Estadista
Eduardo
de la Serna
En el mundo antiguo, que era imaginado como algo manejado por los dioses, era esencial saber del modo más preciso posible qué querían o qué aborrecían para obrar en consecuencia. ¿Quiere la divinidad que vayamos a la guerra, o no? Saber que sí lo quería era la garantía del triunfo militar y saber que no lo quería, y por lo tanto no afrontarla, era el modo seguro de evitar una derrota.
Para eso,
toda corte tenía una serie de personas expertas a las que consultar, las que
mirando las entrañas de los animales, las nubes o el vuelo de los pájaros, la
disposición de amuletos o demás “suertes”, podían comunicar a los reyes cuál
era la voluntad de Dios o de los dioses.
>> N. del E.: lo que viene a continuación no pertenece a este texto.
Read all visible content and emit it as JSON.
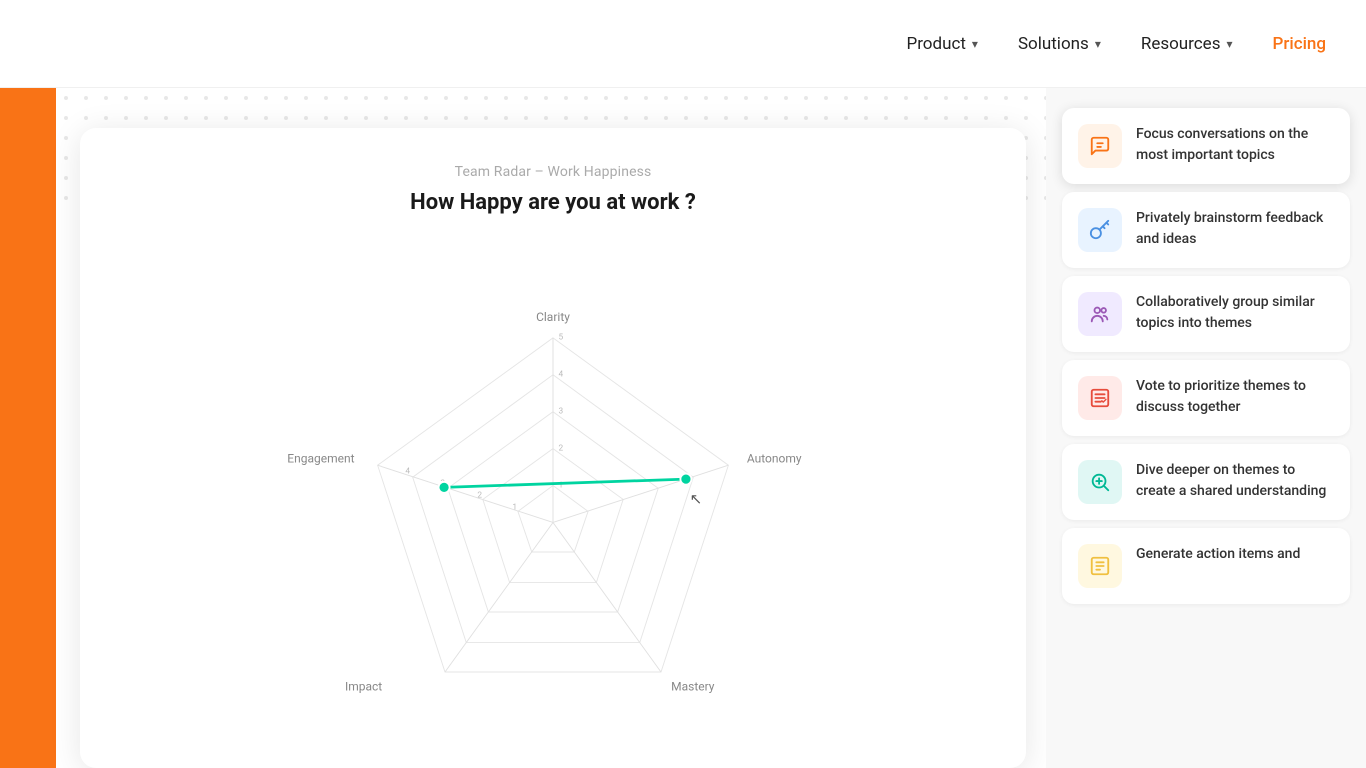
{
  "nav": {
    "items": [
      {
        "label": "Product",
        "hasChevron": true
      },
      {
        "label": "Solutions",
        "hasChevron": true
      },
      {
        "label": "Resources",
        "hasChevron": true
      },
      {
        "label": "Pricing",
        "hasChevron": false
      }
    ]
  },
  "radar": {
    "subtitle": "Team Radar – Work Happiness",
    "title": "How Happy are you at work ?",
    "axes": [
      "Clarity",
      "Autonomy",
      "Mastery",
      "Impact",
      "Engagement"
    ],
    "levels": 5
  },
  "features": [
    {
      "id": "focus-conversations",
      "iconColor": "orange-light",
      "iconSymbol": "💬",
      "text": "Focus conversations on the most important topics",
      "active": true
    },
    {
      "id": "brainstorm",
      "iconColor": "blue-light",
      "iconSymbol": "🔑",
      "text": "Privately brainstorm feedback and ideas"
    },
    {
      "id": "group-topics",
      "iconColor": "purple-light",
      "iconSymbol": "👥",
      "text": "Collaboratively group similar topics into themes"
    },
    {
      "id": "vote-prioritize",
      "iconColor": "salmon-light",
      "iconSymbol": "📋",
      "text": "Vote to prioritize themes to discuss together"
    },
    {
      "id": "dive-deeper",
      "iconColor": "teal-light",
      "iconSymbol": "🔍",
      "text": "Dive deeper on themes to create a shared understanding"
    },
    {
      "id": "generate-actions",
      "iconColor": "yellow-light",
      "iconSymbol": "⚡",
      "text": "Generate action items and"
    }
  ]
}
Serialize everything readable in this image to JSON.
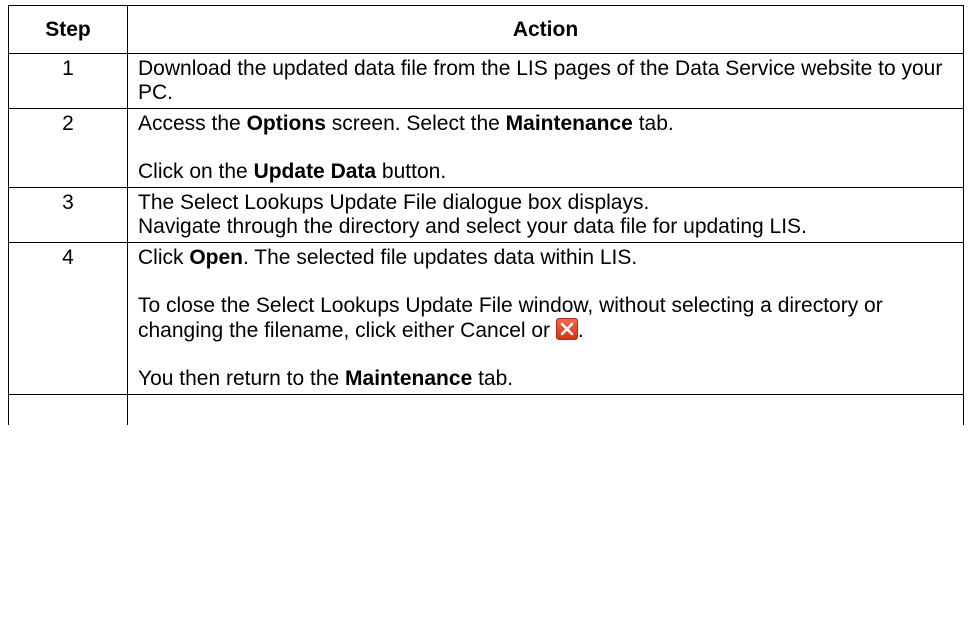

Y esto no solamente importaba ante
hechos militares, sino también alianzas, cosechas, o políticas en general.
Un
problema radicaba en el politeísmo. Sea la posibilidad de que los dioses de los
enemigos fueran (ocasionalmente) más fuertes que los nuestros, con lo que la
voluntad de la divinidad no era suficiente y la derrota segura, como las
“internas” dentro del mismo conjunto de divinidades propias. Podía ocurrir que
la consulta y ofrendas (= regalos, = sobornos) a las divinidades, en aras a
garantizar la efectividad de la campaña, fueran realizadas a dios/a/es/as
equivocado/a/os/as y entonces, que otro/a/s dios/a/es/as celoso/a/os/as
boicoteara/n nuestros proyectos. En este sentido, el monoteísmo resultaba más
fácil. Si fuimos derrotados es simplemente porque no era voluntad de “dios” que
fuéramos a la guerra, o que “dios” veía oportuno “castigarnos” por
algo. Pero, por encima de todo, conocer la voluntad de la divinidad, de
“dios” era el paso fundamental. Claro que el tema se solucionaba –como es el
caso del Imperio romano – cuando la divinidad y Roma se identifican, en cuyo caso
no hay posibilidad de confusiones.
Ahora
bien, el sentido de esto era –como es evidente– tratar de conocer, de predecir
de alguna manera lo que ocurriría en el porvenir y la conveniencia o no de
enfrentar la futura situación política, militar y comercial. Pero, ¿qué ocurre
cuando –como sucede hoy– ya no creemos que la divinidad se entromete en
campañas militares, en políticas, en estrategias? Tratar de vislumbrar con la
mayor exactitud posible lo que ocurriría si… o lo que no ocurriría si no… (del
mismo modo que si la divinidad decidiera los acontecimientos) es fundamental
para un futuro próspero, para evitar calamidades, o preverlas, afrontarlas y
dar respuesta a ellas. Para evitar malos entendidos, aclaro, quienes creemos en
Dios sí creemos que hay cosas que son o no coherentes con lo que Dios quiere,
pero eso no implica que Dios “actúe” en estos acontecimientos (nadie sensato
diría hoy que una guerra se perdió o que una pandemia se desató por la “cólera”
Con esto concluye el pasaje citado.